The ideal pendulum
Numerical solutions to motion of an ideal pendulum can generate useful dynamical system datasets for testing a bunch of proof-of-concept research ideas. Below, I show solutions to an undamped and damped ideal pendulum coded in Python.
import numpy as np
from scipy.integrate import solve_ivp
import matplotlib.pyplot as plt
The state vector for the ideal pendulum is composed of the angle, \(\theta(t)\), that the pendulum makes with the vertical direction, and the angular velocity, \(\omega(t)\), both being functions of time, \(t\). Hence, in the code you will see:
θ, ω = state_vector
Undamped pendulum
The system of ordinary differential equations (ODEs) that describes motion of an undamped ideal pendulum is as following:
\(\begin{equation}\begin{cases} \frac{d \theta(t)}{dt} = \omega(t) \\ \frac{d \omega(t)}{dt} = - \frac{g}{L} \sin(\theta(t)) \end{cases}\end{equation}\)
where \(g\) is the gravitational acceleration and \(L\) is the length of the pendulum.
We first define a function that generates the right-hand-side (RHS) vector for this system of ODEs:
def undamped_pendulum(t,
state_vector,
g=9.8,
L=1.0):
θ, ω = state_vector
return [ω, - g/L * np.sin(θ)]
Next, we create a generic function that will solve an initial value problem (IVP) given the time vector, the RHS vector, the initial condition, \(\theta(t=0) = \theta_0\) and \(\omega(t=0) = \omega_0\), and any other parameters:
def generate_pendulum_trajectory(θ_0,
ω_0,
T=10.0,
n_points=200,
b=0.1,
g=9.8,
L=1.0,
damped=False,
method='BDF'):
time_vector = np.linspace(0, T, n_points)
if damped:
sol = solve_ivp(damped_pendulum,
[0, T],
[θ_0, ω_0],
method=method,
t_eval=time_vector,
args=(b,),
rtol=1e-9,
atol=1e-9)
else:
sol = solve_ivp(undamped_pendulum,
[0, T],
[θ_0, ω_0],
method=method,
t_eval=time_vector,
args=(g,L,),
rtol=1e-9,
atol=1e-9)
return sol.t, sol.y.T
Now you can simply solve the undamped pendulum for a specific choice of parameters:
time, trajectory = generate_pendulum_trajectory(θ_0=0.1,
ω_0=0.0,
T=20.0,
n_points=500,
b=0.1,
g=9.8,
L=9.8,
damped=False,
method='BDF')
To test my code, I create the figures below which are my reproductions of figures shown in section 1.2.3 in Prof. Scheinerman’s textbook Invitation to Dynamical Systems. The parameters’ values used in the textbook are \(g = 9.8 \frac{m}{s^2}\) and \(L = 9.8 m\) for simplicity.

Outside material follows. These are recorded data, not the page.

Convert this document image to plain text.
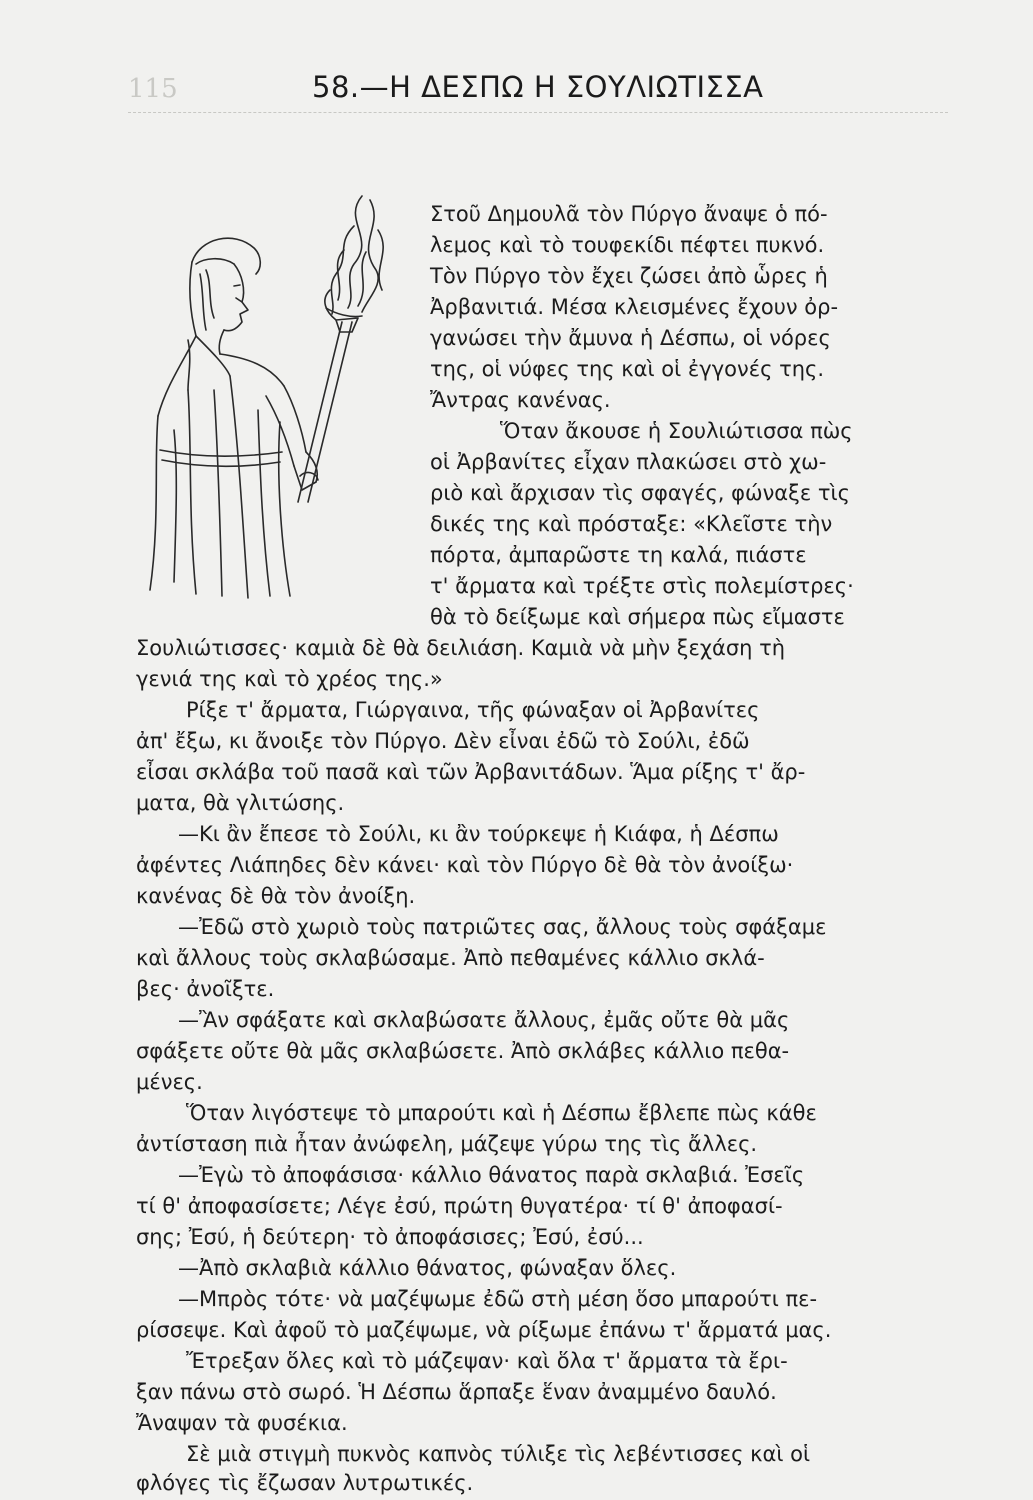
115	58.—Η ΔΕΣΠΩ Η ΣΟΥΛΙΩΤΙΣΣΑ
Στοῦ Δημουλᾶ τὸν Πύργο ἄναψε ὁ πό-
λεμος καὶ τὸ τουφεκίδι πέφτει πυκνό.
Τὸν Πύργο τὸν ἔχει ζώσει ἀπὸ ὧρες ἡ
Ἀρβανιτιά. Μέσα κλεισμένες ἔχουν ὀρ-
γανώσει τὴν ἄμυνα ἡ Δέσπω, οἱ νόρες
της, οἱ νύφες της καὶ οἱ ἐγγονές της.
Ἄντρας κανένας.
Ὅταν ἄκουσε ἡ Σουλιώτισσα πὼς
οἱ Ἀρβανίτες εἶχαν πλακώσει στὸ χω-
ριὸ καὶ ἄρχισαν τὶς σφαγές, φώναξε τὶς
δικές της καὶ πρόσταξε: «Κλεῖστε τὴν
πόρτα, ἀμπαρῶστε τη καλά, πιάστε
τ' ἄρματα καὶ τρέξτε στὶς πολεμίστρες·
θὰ τὸ δείξωμε καὶ σήμερα πὼς εἴμαστε
Σουλιώτισσες· καμιὰ δὲ θὰ δειλιάση. Καμιὰ νὰ μὴν ξεχάση τὴ
γενιά της καὶ τὸ χρέος της.»
Ρίξε τ' ἄρματα, Γιώργαινα, τῆς φώναξαν οἱ Ἀρβανίτες
ἀπ' ἔξω, κι ἄνοιξε τὸν Πύργο. Δὲν εἶναι ἐδῶ τὸ Σούλι, ἐδῶ
εἶσαι σκλάβα τοῦ πασᾶ καὶ τῶν Ἀρβανιτάδων. Ἅμα ρίξης τ' ἄρ-
ματα, θὰ γλιτώσης.
—Κι ἂν ἔπεσε τὸ Σούλι, κι ἂν τούρκεψε ἡ Κιάφα, ἡ Δέσπω
ἀφέντες Λιάπηδες δὲν κάνει· καὶ τὸν Πύργο δὲ θὰ τὸν ἀνοίξω·
κανένας δὲ θὰ τὸν ἀνοίξη.
—Ἐδῶ στὸ χωριὸ τοὺς πατριῶτες σας, ἄλλους τοὺς σφάξαμε
καὶ ἄλλους τοὺς σκλαβώσαμε. Ἀπὸ πεθαμένες κάλλιο σκλά-
βες· ἀνοῖξτε.
—Ἂν σφάξατε καὶ σκλαβώσατε ἄλλους, ἐμᾶς οὔτε θὰ μᾶς
σφάξετε οὔτε θὰ μᾶς σκλαβώσετε. Ἀπὸ σκλάβες κάλλιο πεθα-
μένες.
Ὅταν λιγόστεψε τὸ μπαρούτι καὶ ἡ Δέσπω ἔβλεπε πὼς κάθε
ἀντίσταση πιὰ ἦταν ἀνώφελη, μάζεψε γύρω της τὶς ἄλλες.
—Ἐγὼ τὸ ἀποφάσισα· κάλλιο θάνατος παρὰ σκλαβιά. Ἐσεῖς
τί θ' ἀποφασίσετε; Λέγε ἐσύ, πρώτη θυγατέρα· τί θ' ἀποφασί-
σης; Ἐσύ, ἡ δεύτερη· τὸ ἀποφάσισες; Ἐσύ, ἐσύ...
—Ἀπὸ σκλαβιὰ κάλλιο θάνατος, φώναξαν ὅλες.
—Μπρὸς τότε· νὰ μαζέψωμε ἐδῶ στὴ μέση ὅσο μπαρούτι πε-
ρίσσεψε. Καὶ ἀφοῦ τὸ μαζέψωμε, νὰ ρίξωμε ἐπάνω τ' ἄρματά μας.
Ἔτρεξαν ὅλες καὶ τὸ μάζεψαν· καὶ ὅλα τ' ἄρματα τὰ ἔρι-
ξαν πάνω στὸ σωρό. Ἡ Δέσπω ἅρπαξε ἕναν ἀναμμένο δαυλό.
Ἄναψαν τὰ φυσέκια.
Σὲ μιὰ στιγμὴ πυκνὸς καπνὸς τύλιξε τὶς λεβέντισσες καὶ οἱ
φλόγες τὶς ἔζωσαν λυτρωτικές.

The motion of an undamped pendulum with \(\theta_0 = 0.1\) and \(\omega_0 = 0.0\).
The motion of an undamped pendulum with \(\theta_0 = 3.0\) and \(\omega_0 = 0.0\).

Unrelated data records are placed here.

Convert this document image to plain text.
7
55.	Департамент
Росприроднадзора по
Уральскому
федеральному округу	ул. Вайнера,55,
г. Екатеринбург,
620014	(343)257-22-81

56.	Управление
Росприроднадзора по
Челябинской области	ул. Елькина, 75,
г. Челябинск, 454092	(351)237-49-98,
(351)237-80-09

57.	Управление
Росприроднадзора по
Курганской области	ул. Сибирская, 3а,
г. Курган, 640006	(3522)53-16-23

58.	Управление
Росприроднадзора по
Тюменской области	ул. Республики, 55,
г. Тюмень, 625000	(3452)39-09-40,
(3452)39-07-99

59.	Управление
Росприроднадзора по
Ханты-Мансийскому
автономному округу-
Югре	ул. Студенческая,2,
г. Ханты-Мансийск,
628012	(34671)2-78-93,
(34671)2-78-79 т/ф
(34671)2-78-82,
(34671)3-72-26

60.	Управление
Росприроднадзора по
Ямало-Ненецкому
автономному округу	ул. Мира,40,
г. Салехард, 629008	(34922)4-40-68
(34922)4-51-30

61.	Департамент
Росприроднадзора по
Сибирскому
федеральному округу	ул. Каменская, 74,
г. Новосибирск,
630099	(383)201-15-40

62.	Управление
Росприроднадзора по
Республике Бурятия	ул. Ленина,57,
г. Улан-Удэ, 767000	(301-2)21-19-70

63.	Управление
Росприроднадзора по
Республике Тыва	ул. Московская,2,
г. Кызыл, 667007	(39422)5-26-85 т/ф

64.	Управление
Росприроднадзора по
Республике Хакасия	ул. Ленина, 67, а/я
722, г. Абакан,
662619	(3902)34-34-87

The motion of an undamped pendulum with \(\theta_0 = 0.0\) and \(\omega_0 = 2.0\). Interestingly, here I wasn’t quite able to get Prof. Scheinerman’s figure and the solution strongly depends on the type of solver used (I’ve used BDF).
Damped pendulum
The system of ODEs that describes motion of a damped ideal pendulum is as following:
\(\begin{equation}\begin{cases} \frac{d \theta(t)}{dt} = \omega(t) \\ \frac{d \omega(t)}{dt} = - \frac{g}{L} \sin(\theta(t)) - b \cdot \omega(t) \end{cases}\end{equation}\)
where \(b\) is the damping parameter.
We define a function that generates the RHS vector for this system of ODEs:
def damped_pendulum(t,
state_vector,
b=0.1,
g=9.8,
L=1.0):
θ, ω = state_vector
return [ω, - g/L * np.sin(θ) - b * ω]
And we solve it with the same function generate_pendulum_trajectory()
as before:
time, trajectory = generate_pendulum_trajectory(θ_0=3.0,
ω_0=0.0,
T=30.0,
n_points=500,
b=0.1,
g=9.8,
L=9.8,
damped=True,
method='BDF')
Here’s one example of the trajectory of the damped pendulum, where you can observe the angle of the pendulum decaying with time:
The motion of a damped pendulum with \(\theta_0 = 3.0\) and \(\omega_0 = 0.0\).